Every historical instance of this full syndrome has been associated
with an
ongoing or immediately impending recession.
The
components (which I’ve reordered
for simplicity) are:
1:
Widening credit spreads: An
increase over the past 6 months in either the spread between commercial
paper
and 3-month Treasury yields, or between the Dow Corporate Bond Index
yield and
10-year Treasury yields.
2:
Falling stock prices: S&P 500
below its level of 6 months earlier.
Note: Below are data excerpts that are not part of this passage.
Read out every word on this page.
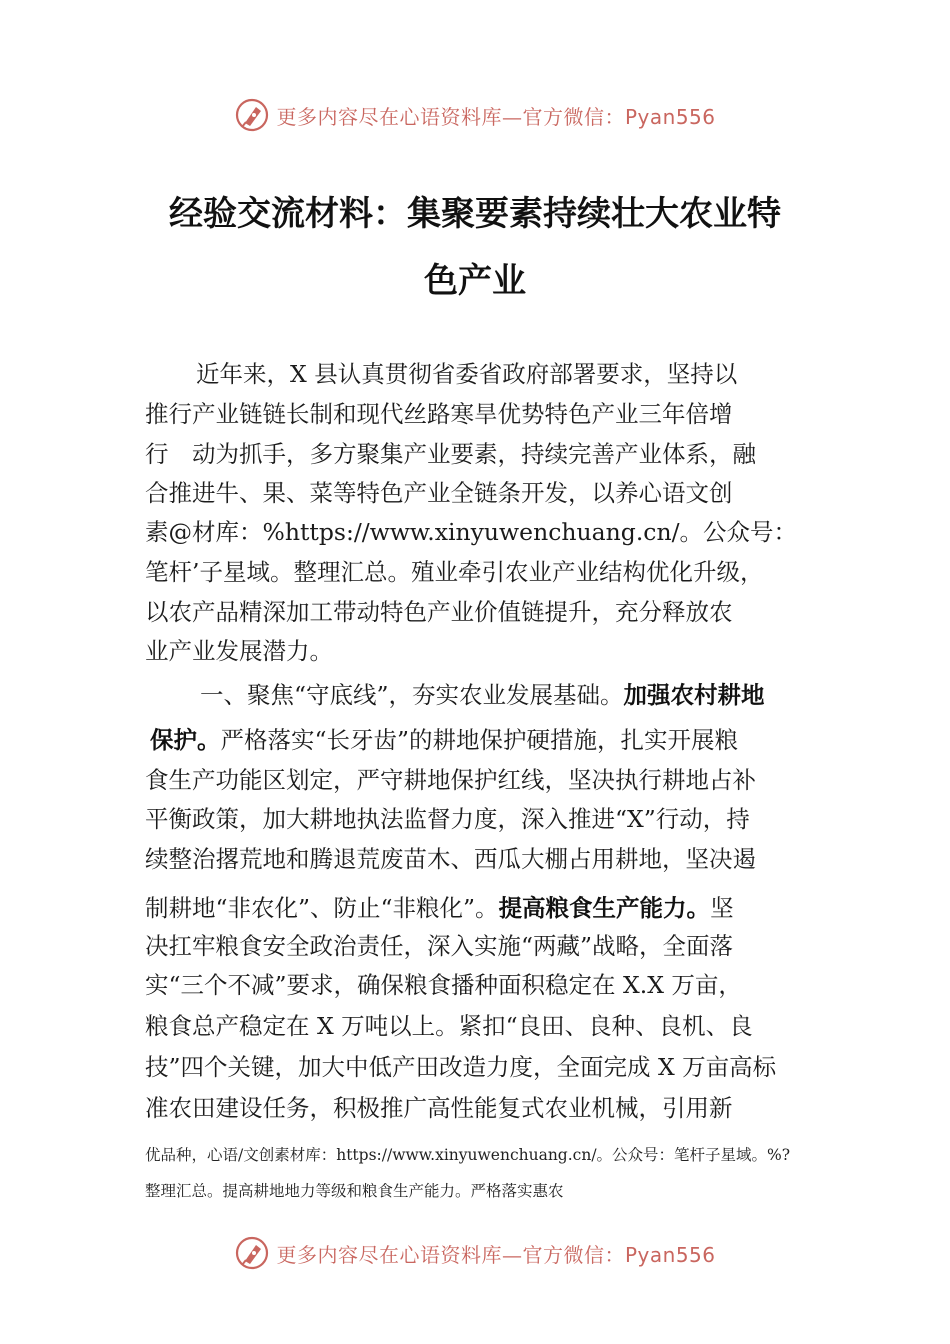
更多内容尽在心语资料库—官方微信：Pyan556
经验交流材料：集聚要素持续壮大农业特
色产业
近年来，X 县认真贯彻省委省政府部署要求，坚持以
推行产业链链长制和现代丝路寒旱优势特色产业三年倍增
行　动为抓手，多方聚集产业要素，持续完善产业体系，融
合推进牛、果、菜等特色产业全链条开发，以养心语文创
素@材库：%https://www.xinyuwenchuang.cn/。公众号：
笔杆’子星域。整理汇总。殖业牵引农业产业结构优化升级，
以农产品精深加工带动特色产业价值链提升，充分释放农
业产业发展潜力。
一、聚焦“守底线”，夯实农业发展基础。加强农村耕地
保护。严格落实“长牙齿”的耕地保护硬措施，扎实开展粮
食生产功能区划定，严守耕地保护红线，坚决执行耕地占补
平衡政策，加大耕地执法监督力度，深入推进“X”行动，持
续整治撂荒地和腾退荒废苗木、西瓜大棚占用耕地，坚决遏
制耕地“非农化”、防止“非粮化”。提高粮食生产能力。坚
决扛牢粮食安全政治责任，深入实施“两藏”战略，全面落
实“三个不减”要求，确保粮食播种面积稳定在 X.X 万亩，
粮食总产稳定在 X 万吨以上。紧扣“良田、良种、良机、良
技”四个关键，加大中低产田改造力度，全面完成 X 万亩高标
准农田建设任务，积极推广高性能复式农业机械，引用新
优品种，心语/文创素材库：https://www.xinyuwenchuang.cn/。公众号：笔杆子星域。%?
整理汇总。提高耕地地力等级和粮食生产能力。严格落实惠农
更多内容尽在心语资料库—官方微信：Pyan556
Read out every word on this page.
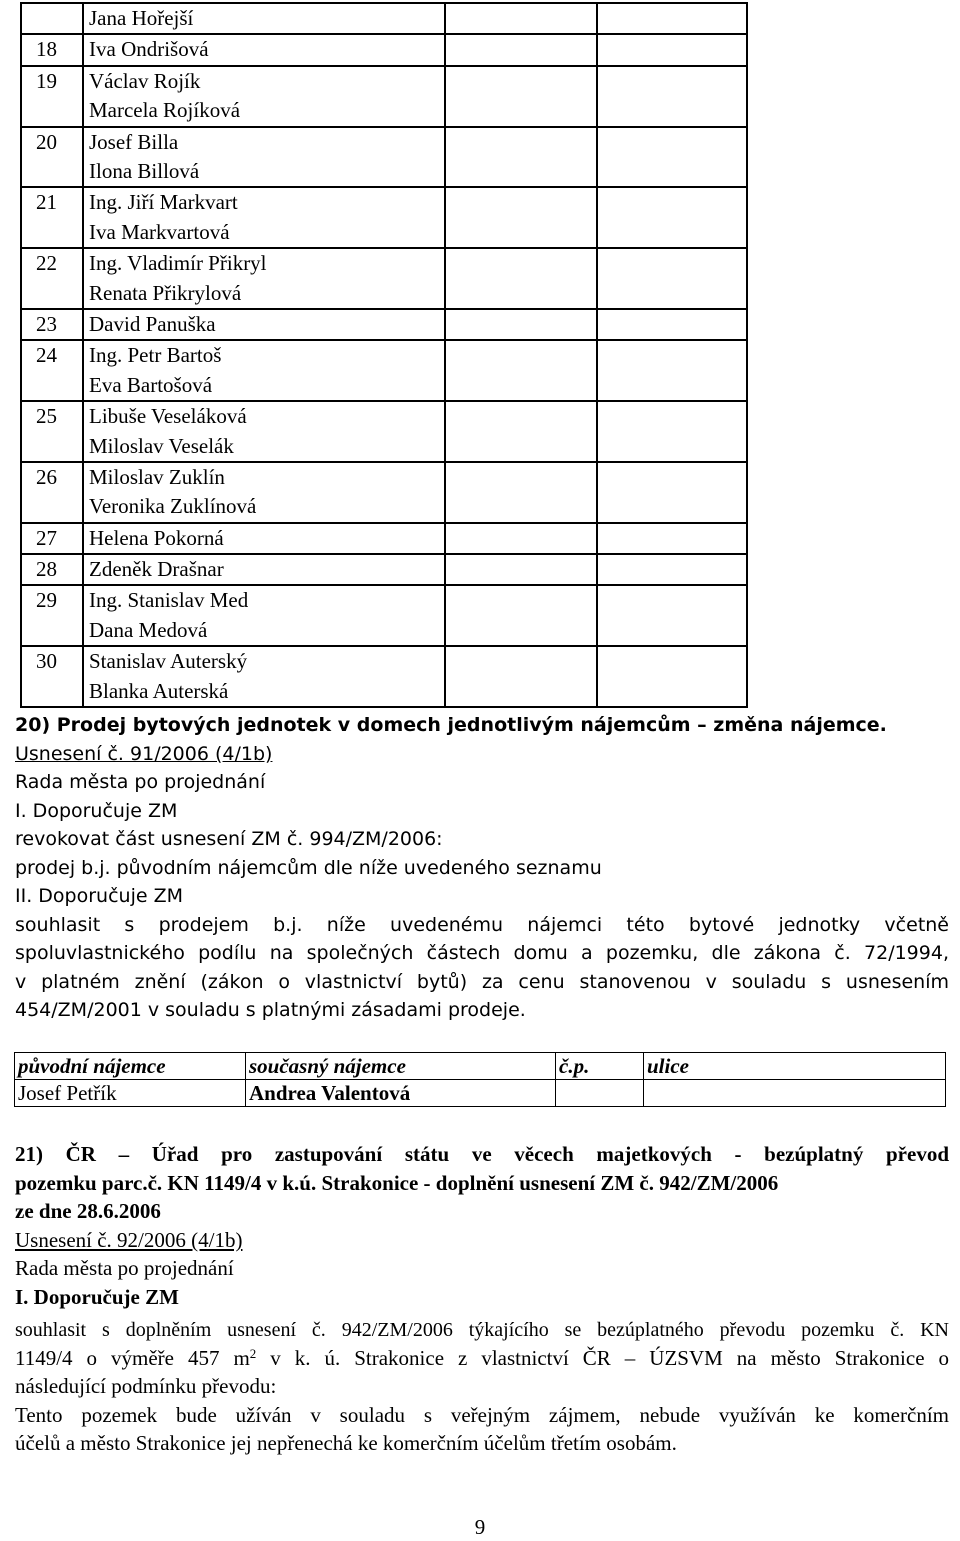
	Jana Hořejší		

18	Iva Ondrišová		

19	Václav Rojík
Marcela Rojíková		

20	Josef Billa
Ilona Billová		

21	Ing. Jiří Markvart
Iva Markvartová		

22	Ing. Vladimír Přikryl
Renata Přikrylová		

23	David Panuška		

24	Ing. Petr Bartoš
Eva Bartošová		

25	Libuše Veseláková
Miloslav Veselák		

26	Miloslav Zuklín
Veronika Zuklínová		

27	Helena Pokorná		

28	Zdeněk Drašnar		

29	Ing. Stanislav Med
Dana Medová		

30	Stanislav Auterský
Blanka Auterská		

20) Prodej bytových jednotek v domech jednotlivým nájemcům – změna nájemce.
Usnesení č. 91/2006 (4/1b)
Rada města po projednání
I. Doporučuje ZM
revokovat část usnesení ZM č. 994/ZM/2006:
prodej b.j. původním nájemcům dle níže uvedeného seznamu
II. Doporučuje ZM
souhlasit s prodejem b.j. níže uvedenému nájemci této bytové jednotky včetně
spoluvlastnického podílu na společných částech domu a pozemku, dle zákona č. 72/1994,
v platném znění (zákon o vlastnictví bytů) za cenu stanovenou v souladu s usnesením
454/ZM/2001 v souladu s platnými zásadami prodeje.
původní nájemce	současný nájemce	č.p.	ulice
Josef Petřík	Andrea Valentová		
21) ČR – Úřad pro zastupování státu ve věcech majetkových - bezúplatný převod
pozemku parc.č. KN 1149/4 v k.ú. Strakonice - doplnění usnesení ZM č. 942/ZM/2006
ze dne 28.6.2006
Usnesení č. 92/2006 (4/1b)
Rada města po projednání
I. Doporučuje ZM
souhlasit s doplněním usnesení č. 942/ZM/2006 týkajícího se bezúplatného převodu pozemku č. KN
1149/4 o výměře 457 $m^2$ v k. ú. Strakonice z vlastnictví ČR – ÚZSVM na město Strakonice o
následující podmínku převodu:
Tento pozemek bude užíván v souladu s veřejným zájmem, nebude využíván ke komerčním
účelů a město Strakonice jej nepřenechá ke komerčním účelům třetím osobám.
9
This is not terribly unusual by
itself,
which is why people say that market declines have called 11 of the past
6
recessions, but falling stock prices are very important as part of the
broader
syndrome.
3:
Weak ISM Purchasing Managers Index:
PMI below 50, or,
3:
(alternate): Moderating ISM and
employment growth: PMI below 54, coupled with slowing employment
growth: either
total nonfarm employment growth below 1.3% over the preceding year
(this is a
figure that Marty Zweig noted in a Barron’s piece many years ago), or
an
unemployment rate up 0.4% or more from its 12-month low.
4:
Moderate or flat yield curve:
10-year Treasury yield no more than 2.5% above 3-month Treasury yields
if
condition 3 is in effect, or any difference of less than 3.1% if
3(alternate)
is in effect (again, this criterion doesn’t create a strong risk of
recession
in and of itself).
At
present, both measures of credit
spreads in condition 1 are widening, the S&P 500 is within
about one
percent of its level 6 months ago, the Purchasing Managers Index is at
55.3%,
total nonfarm payrolls have grown by only 0.8% over the past year, the
unemployment rate is up 0.4% from its March 2011 low, and the Treasury
yield
spread is just 2.7%. From the standpoint of this composite, we would
require
only modest deterioration in stock prices and the ISM index to produce
serious
recession concerns.
Wells
Fargo’s senior economist Mark
Vitner reiterated the point last week, noting that since 1950,
year-over-year
growth in real GDP has dipped below 2% on 12 occasions. In 10 of those
instances, the economy was already in recession or quickly entered one.
The
exceptions were 1956 and 2003.
For
our part, we’ve always believed
that the strongest evidence is obtained by combining multiple data
points into
a single “gestalt.” So I have difficulty concluding that the U.S. is on
the
verge of recession simply because the year-over-year growth rate has
stalled.
At the same time, we are closely monitoring a much broader set of data,
because
the deterioration has been very rapid. I should be clear - the evidence
is not
yet convincing that a recession is imminent, but it is also important
to
recognize that the developing risks are greater than most investors
seem to
assume at present.
Definition
of Recession
The
NBER, which is the official
arbiter of recessions describes recessions this way.
The
NBER does not define a recession
in terms of two consecutive quarters of decline in real GDP. Rather, a
recession is a significant decline in economic activity spread across
the
economy, lasting more than a few months, normally visible in real GDP,
real
income, employment, industrial production, and wholesale-retail sales.
“Sufficient”
Does Not Mean “Necessary”
Two
declining quarters of GDP is a
“sufficient” recession condition, however, not even one quarter of
declining
real GDP is a “necessary” condition.
The
recession that started in November
of 2007 did not have one full quarter of declining Real GDP growth.
Those
waiting for contraction before
they concede the US is in recession may wake up one day and discover,
just as
happened in 2008, that the recession was 1/3 over before they saw it
“coming”.
Indeed, some recessions may not be spotted until they are already over.
Might
the US be in recession now?
One
thing is for sure: At a minimum,
the US is certainly on the border of one. Economist Dave Rosenberg
raised his
odds of recession this week from 99% to 100%. That is how certain he is.
For
the average guy on the street out
of work and unable to find any job, the last recession never ended.